Enseguida se encarga el anticuario de sacarlo del error: el mueble es nuevo, fabricado hace tan sólo un mes; eso sí, envejecido con técnicas que dan el pego a menos que uno sea un experto. Como todo lo contemporáneo, explica, y sonríe. También advierte al dietarista que el ejemplar expuesto está vendido, pero que en dos semanas podría facilitarle otro igual, o con variaciones a la carta, a su gusto.
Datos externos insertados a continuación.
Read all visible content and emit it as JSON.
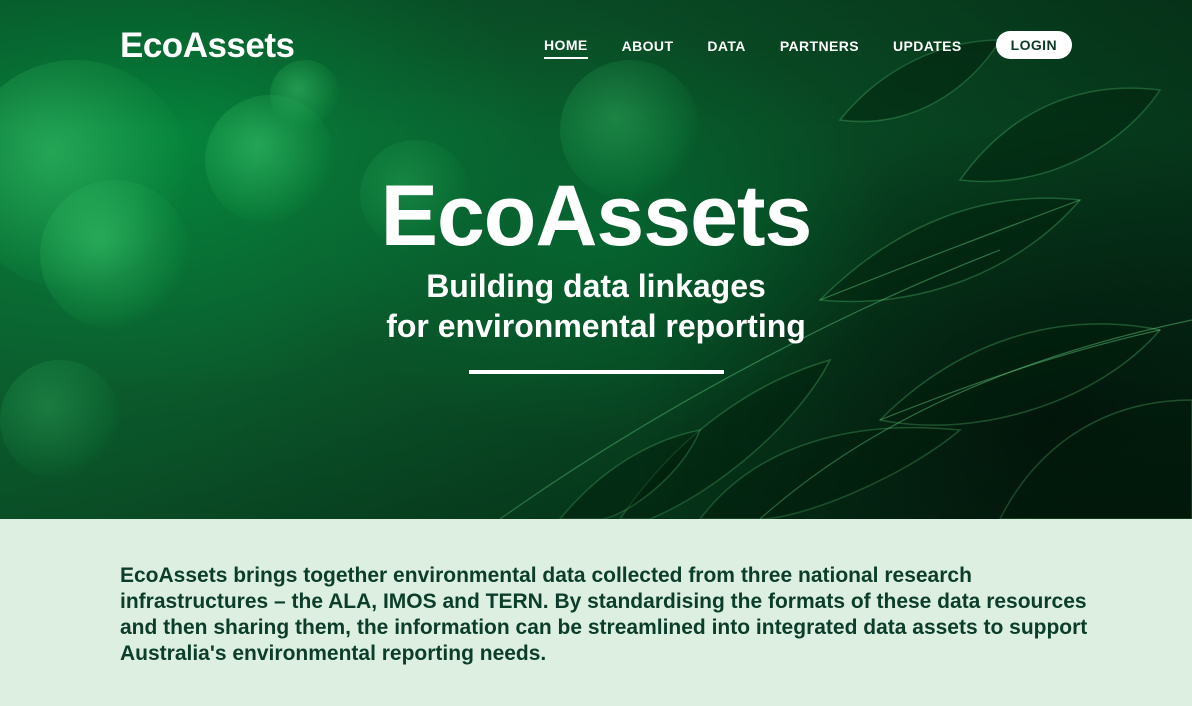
{
  "header": {
    "brand": "EcoAssets",
    "nav": [
      {
        "label": "HOME",
        "active": true
      },
      {
        "label": "ABOUT",
        "active": false
      },
      {
        "label": "DATA",
        "active": false
      },
      {
        "label": "PARTNERS",
        "active": false
      },
      {
        "label": "UPDATES",
        "active": false
      }
    ],
    "login_label": "LOGIN"
  },
  "hero": {
    "title": "EcoAssets",
    "subtitle_line1": "Building data linkages",
    "subtitle_line2": "for environmental reporting"
  },
  "intro": {
    "text": "EcoAssets brings together environmental data collected from three national research infrastructures – the ALA, IMOS and TERN. By standardising the formats of these data resources and then sharing them, the information can be streamlined into integrated data assets to support Australia's environmental reporting needs."
  },
  "colors": {
    "hero_green": "#0b5a2c",
    "intro_background": "#dcefe1",
    "intro_text": "#0b3d2a",
    "login_text": "#0b3a24"
  }
}
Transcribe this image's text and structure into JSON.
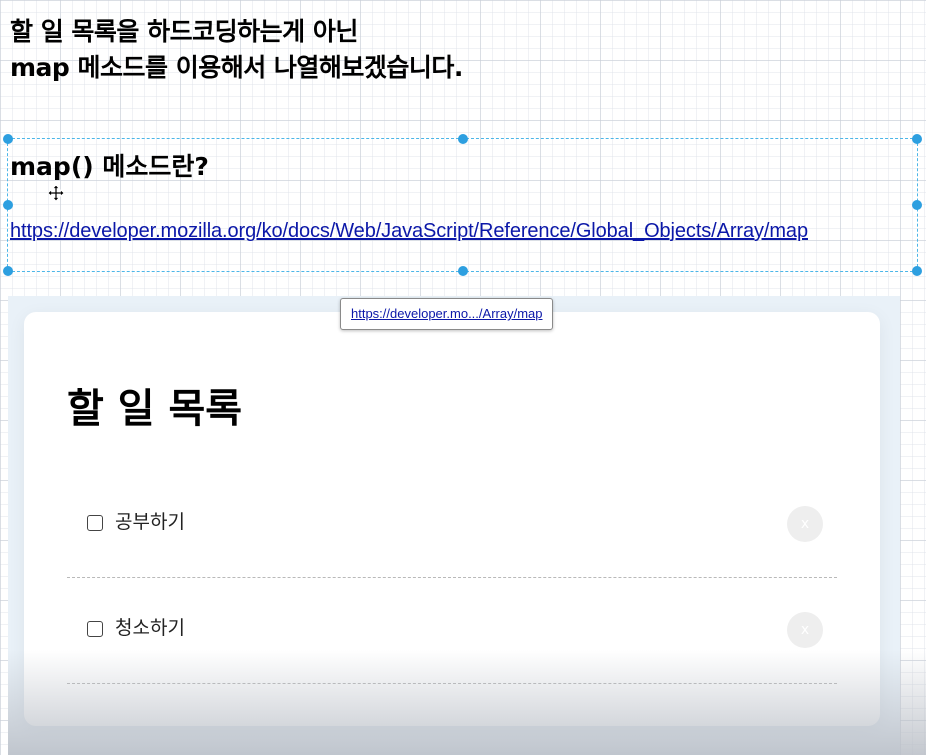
{
  "slide": {
    "heading_line1": "할 일 목록을 하드코딩하는게 아닌",
    "heading_line2": "map 메소드를 이용해서 나열해보겠습니다.",
    "sub_heading": "map() 메소드란?",
    "link_text": "https://developer.mozilla.org/ko/docs/Web/JavaScript/Reference/Global_Objects/Array/map",
    "tooltip_text": "https://developer.mo.../Array/map"
  },
  "todo_app": {
    "title": "할 일 목록",
    "items": [
      {
        "label": "공부하기",
        "checked": false,
        "delete_label": "x"
      },
      {
        "label": "청소하기",
        "checked": false,
        "delete_label": "x"
      }
    ]
  },
  "colors": {
    "selection_accent": "#2d9fe0",
    "link": "#0b17a8",
    "delete_button_bg": "#eeeeee"
  },
  "icons": {
    "cursor": "move-cursor-icon",
    "selection": "selection-handle-icon"
  }
}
Piensa el dietarista que se refiere el anticuario, y así se lo hace saber, a la disposición de los cajones, a los relieves del frontal, a la sustitución de éstas o aquellas cerraduras, pero no. Las variaciones son en exclusiva de color, de apariencia de edad, del número de agujeros de carcoma que el escritor de diarios quiera simular, a cinco euros cada uno (tres con veinte en los laterales).
Los agujeros simulados sacan al dietarista de la red que comenzaba a tenderle el anticuario. "Lo pensaré, lo pensaré muy seriamente", se excusa de forma atropellada, y sale de la tienda lleno de espanto.

* * *

De regreso en casa se encierra en el estudio. Mira al bargueño, luego al ordenador. El escritor de dietarios lo ignora, pero el aparato, que ya tiene un día, ha comenzado de manera irreversible a envejecer, a quedarse viejo. Le da igual de todas formas, pues presiente que la computadora va a quedarse hueca, llena de agujeros, vacía por completo de su inspiración.
Saca entonces de sus recónditos cajones la colección de plumas; les pone nuevas cargas, las calienta dibujando algunos garabatos.
Cuando llega la noche el escritor de diarios enciende unas velas, se calza la boina y se sienta junto al mueble a escuchar a la carcoma, emocionado.